Psychological and Situational Causes

ED isn’t always rooted in a physical problem. Performance anxiety, stress, depression, and relationship conflict can all prevent arousal or interrupt it mid-process. The brain is the starting point for the entire erection cascade, and if it’s not sending the right signals, the downstream mechanics don’t engage properly.

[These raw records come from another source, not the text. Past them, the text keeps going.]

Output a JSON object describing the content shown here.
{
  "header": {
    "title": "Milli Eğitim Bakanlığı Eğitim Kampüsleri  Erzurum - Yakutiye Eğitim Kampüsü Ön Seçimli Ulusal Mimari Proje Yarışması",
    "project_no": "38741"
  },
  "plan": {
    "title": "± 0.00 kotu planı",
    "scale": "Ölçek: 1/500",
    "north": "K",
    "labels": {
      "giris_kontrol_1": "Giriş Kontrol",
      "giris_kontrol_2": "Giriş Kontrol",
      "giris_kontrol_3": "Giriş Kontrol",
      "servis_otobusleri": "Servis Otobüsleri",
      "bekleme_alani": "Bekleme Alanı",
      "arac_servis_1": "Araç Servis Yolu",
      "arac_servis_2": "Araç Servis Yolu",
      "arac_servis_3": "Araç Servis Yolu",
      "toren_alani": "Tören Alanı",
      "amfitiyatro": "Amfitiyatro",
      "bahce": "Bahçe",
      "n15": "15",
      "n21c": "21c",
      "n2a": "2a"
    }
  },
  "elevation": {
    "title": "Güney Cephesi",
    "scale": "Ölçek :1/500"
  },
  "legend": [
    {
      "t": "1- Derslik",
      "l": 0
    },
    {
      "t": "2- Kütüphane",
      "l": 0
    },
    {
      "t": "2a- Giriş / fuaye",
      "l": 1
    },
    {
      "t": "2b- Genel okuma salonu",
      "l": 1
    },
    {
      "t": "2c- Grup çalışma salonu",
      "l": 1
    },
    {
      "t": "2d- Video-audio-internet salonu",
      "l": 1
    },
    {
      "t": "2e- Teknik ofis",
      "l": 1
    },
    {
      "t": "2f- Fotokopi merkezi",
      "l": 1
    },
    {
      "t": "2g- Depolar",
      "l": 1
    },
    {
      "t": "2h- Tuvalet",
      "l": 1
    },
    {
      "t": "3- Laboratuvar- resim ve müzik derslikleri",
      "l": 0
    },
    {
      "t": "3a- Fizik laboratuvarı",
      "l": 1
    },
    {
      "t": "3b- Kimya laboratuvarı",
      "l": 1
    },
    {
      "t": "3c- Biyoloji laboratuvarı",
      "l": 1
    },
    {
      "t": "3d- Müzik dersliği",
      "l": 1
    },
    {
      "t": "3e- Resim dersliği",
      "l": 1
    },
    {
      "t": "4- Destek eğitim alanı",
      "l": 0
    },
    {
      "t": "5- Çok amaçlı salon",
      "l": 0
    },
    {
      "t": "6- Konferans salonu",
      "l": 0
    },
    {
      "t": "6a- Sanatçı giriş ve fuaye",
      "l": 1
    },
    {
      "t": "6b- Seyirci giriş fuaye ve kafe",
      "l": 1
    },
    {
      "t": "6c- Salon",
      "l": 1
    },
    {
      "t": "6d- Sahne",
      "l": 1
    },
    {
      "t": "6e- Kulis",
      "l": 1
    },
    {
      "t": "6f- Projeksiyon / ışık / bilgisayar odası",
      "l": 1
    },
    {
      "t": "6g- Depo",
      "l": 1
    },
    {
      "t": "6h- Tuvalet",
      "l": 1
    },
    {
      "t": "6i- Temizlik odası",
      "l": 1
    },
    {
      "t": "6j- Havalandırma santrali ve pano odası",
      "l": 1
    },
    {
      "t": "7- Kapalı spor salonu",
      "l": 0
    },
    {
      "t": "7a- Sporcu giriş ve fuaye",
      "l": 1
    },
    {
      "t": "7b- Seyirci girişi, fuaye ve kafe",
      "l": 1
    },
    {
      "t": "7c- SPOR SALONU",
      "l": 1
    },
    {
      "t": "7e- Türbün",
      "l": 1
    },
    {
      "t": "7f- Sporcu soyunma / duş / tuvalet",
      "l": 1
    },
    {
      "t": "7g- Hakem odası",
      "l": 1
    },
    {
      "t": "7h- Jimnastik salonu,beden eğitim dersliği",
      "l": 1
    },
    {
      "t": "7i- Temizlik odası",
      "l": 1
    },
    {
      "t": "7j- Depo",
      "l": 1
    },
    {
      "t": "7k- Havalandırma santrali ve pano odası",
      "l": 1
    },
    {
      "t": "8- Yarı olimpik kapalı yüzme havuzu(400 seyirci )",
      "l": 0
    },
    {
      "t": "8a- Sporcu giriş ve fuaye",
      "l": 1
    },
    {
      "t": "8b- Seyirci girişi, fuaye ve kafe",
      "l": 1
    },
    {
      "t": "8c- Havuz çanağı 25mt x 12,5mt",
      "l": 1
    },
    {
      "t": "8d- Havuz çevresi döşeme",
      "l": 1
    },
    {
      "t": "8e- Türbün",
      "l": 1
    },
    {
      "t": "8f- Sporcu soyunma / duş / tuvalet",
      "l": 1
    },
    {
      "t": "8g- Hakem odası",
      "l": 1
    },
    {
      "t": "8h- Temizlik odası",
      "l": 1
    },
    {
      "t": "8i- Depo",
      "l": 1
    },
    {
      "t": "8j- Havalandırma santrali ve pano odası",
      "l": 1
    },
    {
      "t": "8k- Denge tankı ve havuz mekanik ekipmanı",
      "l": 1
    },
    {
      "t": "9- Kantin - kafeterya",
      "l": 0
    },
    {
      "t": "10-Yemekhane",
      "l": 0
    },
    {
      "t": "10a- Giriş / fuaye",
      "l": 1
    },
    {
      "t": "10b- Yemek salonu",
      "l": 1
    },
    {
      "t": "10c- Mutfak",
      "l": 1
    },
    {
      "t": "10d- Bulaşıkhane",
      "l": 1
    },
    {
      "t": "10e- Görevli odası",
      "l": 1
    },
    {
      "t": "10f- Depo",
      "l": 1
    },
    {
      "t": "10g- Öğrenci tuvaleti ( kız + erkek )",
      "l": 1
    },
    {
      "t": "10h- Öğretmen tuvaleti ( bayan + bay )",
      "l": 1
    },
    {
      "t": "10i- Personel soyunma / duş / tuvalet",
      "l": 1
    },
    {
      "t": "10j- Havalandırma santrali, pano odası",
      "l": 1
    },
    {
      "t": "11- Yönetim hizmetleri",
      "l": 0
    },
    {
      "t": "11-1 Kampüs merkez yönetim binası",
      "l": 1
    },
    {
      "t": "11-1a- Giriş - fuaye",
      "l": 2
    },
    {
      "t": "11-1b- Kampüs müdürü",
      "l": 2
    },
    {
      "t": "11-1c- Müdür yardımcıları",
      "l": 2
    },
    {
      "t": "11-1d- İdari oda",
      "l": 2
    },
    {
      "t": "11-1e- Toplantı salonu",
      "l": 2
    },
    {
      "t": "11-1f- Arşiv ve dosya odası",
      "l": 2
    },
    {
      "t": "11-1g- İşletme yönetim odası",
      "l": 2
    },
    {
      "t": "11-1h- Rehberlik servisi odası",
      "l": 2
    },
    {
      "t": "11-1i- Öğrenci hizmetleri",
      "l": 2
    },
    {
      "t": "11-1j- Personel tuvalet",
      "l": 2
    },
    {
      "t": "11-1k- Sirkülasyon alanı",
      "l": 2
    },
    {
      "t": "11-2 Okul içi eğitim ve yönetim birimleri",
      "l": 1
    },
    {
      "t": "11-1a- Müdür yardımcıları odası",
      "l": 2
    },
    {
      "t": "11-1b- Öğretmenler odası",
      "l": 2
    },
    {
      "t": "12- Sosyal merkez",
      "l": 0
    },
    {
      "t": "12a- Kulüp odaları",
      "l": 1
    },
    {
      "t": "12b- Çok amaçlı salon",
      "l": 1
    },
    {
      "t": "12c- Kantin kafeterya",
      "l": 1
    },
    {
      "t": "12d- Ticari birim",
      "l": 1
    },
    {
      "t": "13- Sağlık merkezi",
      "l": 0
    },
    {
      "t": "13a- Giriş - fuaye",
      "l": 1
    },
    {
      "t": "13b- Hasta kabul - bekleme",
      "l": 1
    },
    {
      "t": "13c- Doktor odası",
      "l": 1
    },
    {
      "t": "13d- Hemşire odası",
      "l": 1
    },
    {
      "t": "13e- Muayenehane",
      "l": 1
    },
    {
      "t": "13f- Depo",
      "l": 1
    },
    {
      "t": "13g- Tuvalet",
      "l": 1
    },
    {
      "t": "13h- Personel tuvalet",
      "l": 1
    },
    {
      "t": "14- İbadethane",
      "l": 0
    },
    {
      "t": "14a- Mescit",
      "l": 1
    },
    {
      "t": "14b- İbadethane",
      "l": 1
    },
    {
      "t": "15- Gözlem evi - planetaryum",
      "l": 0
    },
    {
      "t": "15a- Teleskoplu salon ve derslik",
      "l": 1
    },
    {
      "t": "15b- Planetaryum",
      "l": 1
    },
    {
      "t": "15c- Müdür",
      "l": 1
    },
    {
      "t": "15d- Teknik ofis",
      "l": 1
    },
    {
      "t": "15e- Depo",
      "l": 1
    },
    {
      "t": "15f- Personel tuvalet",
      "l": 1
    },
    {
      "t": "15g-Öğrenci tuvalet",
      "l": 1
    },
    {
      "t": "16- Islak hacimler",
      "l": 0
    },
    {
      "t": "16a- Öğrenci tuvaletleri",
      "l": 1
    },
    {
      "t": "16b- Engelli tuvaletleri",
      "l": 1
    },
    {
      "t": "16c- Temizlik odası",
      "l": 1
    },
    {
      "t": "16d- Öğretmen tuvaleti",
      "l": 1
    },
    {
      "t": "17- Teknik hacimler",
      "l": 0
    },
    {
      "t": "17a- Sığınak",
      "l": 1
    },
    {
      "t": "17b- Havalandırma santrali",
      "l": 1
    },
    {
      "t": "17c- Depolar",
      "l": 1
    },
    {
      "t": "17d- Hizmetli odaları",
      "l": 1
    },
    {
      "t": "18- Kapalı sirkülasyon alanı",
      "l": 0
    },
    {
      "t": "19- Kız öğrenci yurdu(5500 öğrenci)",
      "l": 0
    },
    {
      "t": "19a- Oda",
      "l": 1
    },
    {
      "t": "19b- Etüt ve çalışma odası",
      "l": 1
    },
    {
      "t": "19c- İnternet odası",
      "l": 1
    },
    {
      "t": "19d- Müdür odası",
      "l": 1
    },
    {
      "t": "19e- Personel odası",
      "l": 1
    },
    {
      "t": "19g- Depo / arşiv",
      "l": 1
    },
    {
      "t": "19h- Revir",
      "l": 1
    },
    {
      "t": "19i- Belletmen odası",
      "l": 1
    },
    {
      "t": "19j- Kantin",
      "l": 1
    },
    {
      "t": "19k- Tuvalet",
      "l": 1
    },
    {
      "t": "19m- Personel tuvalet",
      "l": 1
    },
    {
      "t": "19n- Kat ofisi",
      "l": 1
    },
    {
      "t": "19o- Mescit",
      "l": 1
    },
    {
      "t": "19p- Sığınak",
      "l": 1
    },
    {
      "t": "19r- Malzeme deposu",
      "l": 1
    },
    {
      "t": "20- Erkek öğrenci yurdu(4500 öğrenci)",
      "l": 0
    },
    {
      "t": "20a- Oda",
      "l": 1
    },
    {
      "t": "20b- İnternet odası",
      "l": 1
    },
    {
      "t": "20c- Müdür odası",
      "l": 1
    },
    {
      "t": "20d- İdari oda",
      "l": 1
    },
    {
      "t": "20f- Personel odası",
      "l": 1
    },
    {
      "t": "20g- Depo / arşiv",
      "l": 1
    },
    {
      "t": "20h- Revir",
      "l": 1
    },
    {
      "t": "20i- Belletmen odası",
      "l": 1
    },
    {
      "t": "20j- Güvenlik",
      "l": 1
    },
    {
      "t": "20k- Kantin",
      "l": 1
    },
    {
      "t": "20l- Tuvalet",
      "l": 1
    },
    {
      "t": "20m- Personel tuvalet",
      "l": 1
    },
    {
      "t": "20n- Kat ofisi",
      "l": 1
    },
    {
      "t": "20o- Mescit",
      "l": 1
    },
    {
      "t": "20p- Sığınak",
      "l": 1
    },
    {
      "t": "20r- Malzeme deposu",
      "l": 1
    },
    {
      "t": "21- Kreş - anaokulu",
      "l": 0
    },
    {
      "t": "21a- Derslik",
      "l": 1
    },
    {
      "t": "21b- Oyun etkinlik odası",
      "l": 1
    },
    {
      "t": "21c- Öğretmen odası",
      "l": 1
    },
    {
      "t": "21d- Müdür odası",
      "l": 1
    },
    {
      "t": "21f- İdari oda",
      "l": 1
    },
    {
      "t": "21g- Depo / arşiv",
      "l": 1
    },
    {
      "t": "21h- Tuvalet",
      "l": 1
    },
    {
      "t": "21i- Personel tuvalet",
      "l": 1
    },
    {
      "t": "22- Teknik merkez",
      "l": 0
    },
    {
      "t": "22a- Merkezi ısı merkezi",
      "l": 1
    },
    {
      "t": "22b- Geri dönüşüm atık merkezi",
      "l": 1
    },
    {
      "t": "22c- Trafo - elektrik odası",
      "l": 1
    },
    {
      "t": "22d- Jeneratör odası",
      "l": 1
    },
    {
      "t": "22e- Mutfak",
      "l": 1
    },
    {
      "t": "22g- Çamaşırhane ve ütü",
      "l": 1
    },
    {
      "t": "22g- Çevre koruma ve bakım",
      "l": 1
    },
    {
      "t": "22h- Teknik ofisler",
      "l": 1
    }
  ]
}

One useful clue: if you still get firm erections during sleep or when you wake up in the morning, the physical plumbing is likely working. That points toward a psychological or situational cause. If erections are weak or absent in all circumstances, a physical cause is more likely. In practice, many men have a mix of both. A mild physical issue creates one failed experience, which triggers anxiety, which makes the next attempt harder, creating a cycle that amplifies the original problem.

How Severity Is Measured

Doctors often use a five-question screening tool called the IIEF-5 to gauge how significant the problem is. It scores on a scale from 5 to 25 based on your recent sexual experiences:

  • 22 to 25: No erectile dysfunction
  • 17 to 21: Mild
  • 12 to 16: Mild to moderate
  • 8 to 11: Moderate
  • 5 to 7: Severe

This scoring system helps clarify what you’re dealing with. A man who occasionally loses firmness during sex is in a different situation than one who can rarely achieve any erection at all, and the treatment approach differs accordingly. Mild ED often responds well to lifestyle changes alone, while moderate to severe cases typically need additional intervention. Knowing where you fall on this scale gives you a starting point for a productive conversation with a doctor and helps track whether things are improving or getting worse over time.